Clugston was initially interested in policy. but the Foreign Service assigned him to trade due to his relevant background experiences. “You can do virtually anything for the foreign ministry,” he explained. “I supposed I did more trade than policy,” he added as he explained that the Foreign Service could take you in a lot of different directions.
Clugston moved on to discuss foreign service relations between Canada and Asia. He explained that in his time as ambassador there had been an effort to develop a strong relationship with Japan. In terms of policy, this was difficult as trade was where Canadian interests were more strongly rooted and, consequently, this was where conversations between the two countries kept being drawn back to.
“In vague terms, I got tied into the Japan relationship, which was primarily a trade relationship,” said Clugston. “We couldn’t break out of the trade relationship with Japan; there were no foreign policy issues that we could grapple with.” Because of this, his role consisted less of making policy improvements and tended to be more educational.
On a more positive note, he added that Canada is one of the most respected countries in Japan. More generally, he said, “We represent our country well, our country is well liked,” then laughed and said, “I’m not trying to give PR.”
After briefly describing his career, Clugston opened up the floor for questions of which there were many. Topics ranged from Donald Trump’s “great walls,” what the first year in the foreign services is like, to unrest in North Korea.
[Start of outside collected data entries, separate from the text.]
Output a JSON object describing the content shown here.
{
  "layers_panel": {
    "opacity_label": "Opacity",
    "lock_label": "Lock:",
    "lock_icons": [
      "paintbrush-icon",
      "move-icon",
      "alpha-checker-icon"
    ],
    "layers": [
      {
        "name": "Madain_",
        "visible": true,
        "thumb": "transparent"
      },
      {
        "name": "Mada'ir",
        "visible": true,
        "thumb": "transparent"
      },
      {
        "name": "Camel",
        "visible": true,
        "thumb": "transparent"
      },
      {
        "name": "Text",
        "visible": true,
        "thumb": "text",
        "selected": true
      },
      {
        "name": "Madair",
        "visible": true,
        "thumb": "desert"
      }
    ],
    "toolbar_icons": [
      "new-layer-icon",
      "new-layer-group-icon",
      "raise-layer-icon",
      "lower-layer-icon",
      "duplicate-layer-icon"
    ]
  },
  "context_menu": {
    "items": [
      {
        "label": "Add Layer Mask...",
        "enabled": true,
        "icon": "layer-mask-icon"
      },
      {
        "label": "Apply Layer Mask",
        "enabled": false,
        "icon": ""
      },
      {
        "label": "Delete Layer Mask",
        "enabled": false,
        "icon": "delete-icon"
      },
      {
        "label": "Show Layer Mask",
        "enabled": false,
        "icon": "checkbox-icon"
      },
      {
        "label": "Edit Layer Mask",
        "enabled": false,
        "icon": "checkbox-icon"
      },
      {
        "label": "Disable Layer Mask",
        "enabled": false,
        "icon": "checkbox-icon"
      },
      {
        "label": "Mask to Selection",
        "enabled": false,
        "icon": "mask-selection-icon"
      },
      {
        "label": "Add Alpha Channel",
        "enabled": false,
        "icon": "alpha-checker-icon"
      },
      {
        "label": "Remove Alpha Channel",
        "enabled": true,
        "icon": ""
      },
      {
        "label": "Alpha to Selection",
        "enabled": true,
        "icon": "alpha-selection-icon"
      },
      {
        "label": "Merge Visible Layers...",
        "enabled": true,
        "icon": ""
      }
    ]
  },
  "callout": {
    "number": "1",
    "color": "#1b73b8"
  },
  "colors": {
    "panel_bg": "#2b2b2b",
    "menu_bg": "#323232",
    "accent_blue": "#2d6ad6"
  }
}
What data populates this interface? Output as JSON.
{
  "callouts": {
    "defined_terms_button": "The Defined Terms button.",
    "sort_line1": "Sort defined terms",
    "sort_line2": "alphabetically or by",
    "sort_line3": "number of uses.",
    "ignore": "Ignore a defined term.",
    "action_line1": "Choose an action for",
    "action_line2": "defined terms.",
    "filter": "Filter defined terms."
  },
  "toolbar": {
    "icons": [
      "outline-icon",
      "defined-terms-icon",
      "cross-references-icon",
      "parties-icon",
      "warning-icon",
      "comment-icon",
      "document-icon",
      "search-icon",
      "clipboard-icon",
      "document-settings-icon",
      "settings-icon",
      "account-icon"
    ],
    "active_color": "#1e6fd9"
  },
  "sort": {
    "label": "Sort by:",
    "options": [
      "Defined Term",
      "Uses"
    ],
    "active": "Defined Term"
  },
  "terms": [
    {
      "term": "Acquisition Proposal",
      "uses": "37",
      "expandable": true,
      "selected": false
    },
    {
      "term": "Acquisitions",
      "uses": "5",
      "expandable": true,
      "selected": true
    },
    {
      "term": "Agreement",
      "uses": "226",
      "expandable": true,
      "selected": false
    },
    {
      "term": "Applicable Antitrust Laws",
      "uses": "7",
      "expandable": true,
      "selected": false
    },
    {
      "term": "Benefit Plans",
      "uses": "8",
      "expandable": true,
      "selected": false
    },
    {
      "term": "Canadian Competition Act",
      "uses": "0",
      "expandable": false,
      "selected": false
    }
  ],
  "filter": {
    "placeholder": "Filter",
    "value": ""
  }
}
Third-year student Ava Berry said that, though she is in Devine’s introduction to political science course for a distribution, she found the talk interesting and encouraging. “He mentioned it . . . took [him] a while to figure out where he was going career-wise, which is something everyone in university is thinking about and worried about,” she said. “It was a great opportunity to hear from someone outside of the University and [especially] on that specific career path.”
Julia Bland, another third-year student in the class, expressed similar sentiments to Berry. “I thought it was a really good opportunity to hear about international relations from someone who worked in the field,” said Bland. “We’re starting to talk about international relations in class after reading break, so having a real life example when learning can help [in] understanding the topic.”
Clugston is currently the rector, or head, of Kwansei Gakuin University’s (KGU) Cross-Culture College in Japan, with whom Mt. A is a participating partner. Though this job in education is a different role from his life in the Foreign Service and his work in trade and policy, he was able to transfer many of his previously learned skills. Those are things, he said, that only “come with time,” and those practical skills “should work well wherever you go afterwards.”
Fourth-year student Diane Ortiz-MacLeod had attended KGU this past summer and had been taught by Clugston in her time there, so she was “very excited to learn that he was travelling to Mt. A to speak of his experience in the Foreign Service.” Ortiz-MacLeod said, “His presentation was organic as he catered his speech based on feedback from the audience. It was interesting to learn of the Japanese-Canadian political and socioeconomic relations from such a firsthand experience.” The insights that she gained from Clugston were informative on international and governmental affairs and “may be beneficial to my future career ventures.”
Whether students were interested in pursuing similar careers to Clugston’s, learning more about international relations as a whole or even just needed some affirmation as to how to go about life after graduation, Clugston’s presentation shared, to reference Devine’s sentiments, a “wealth of experience.”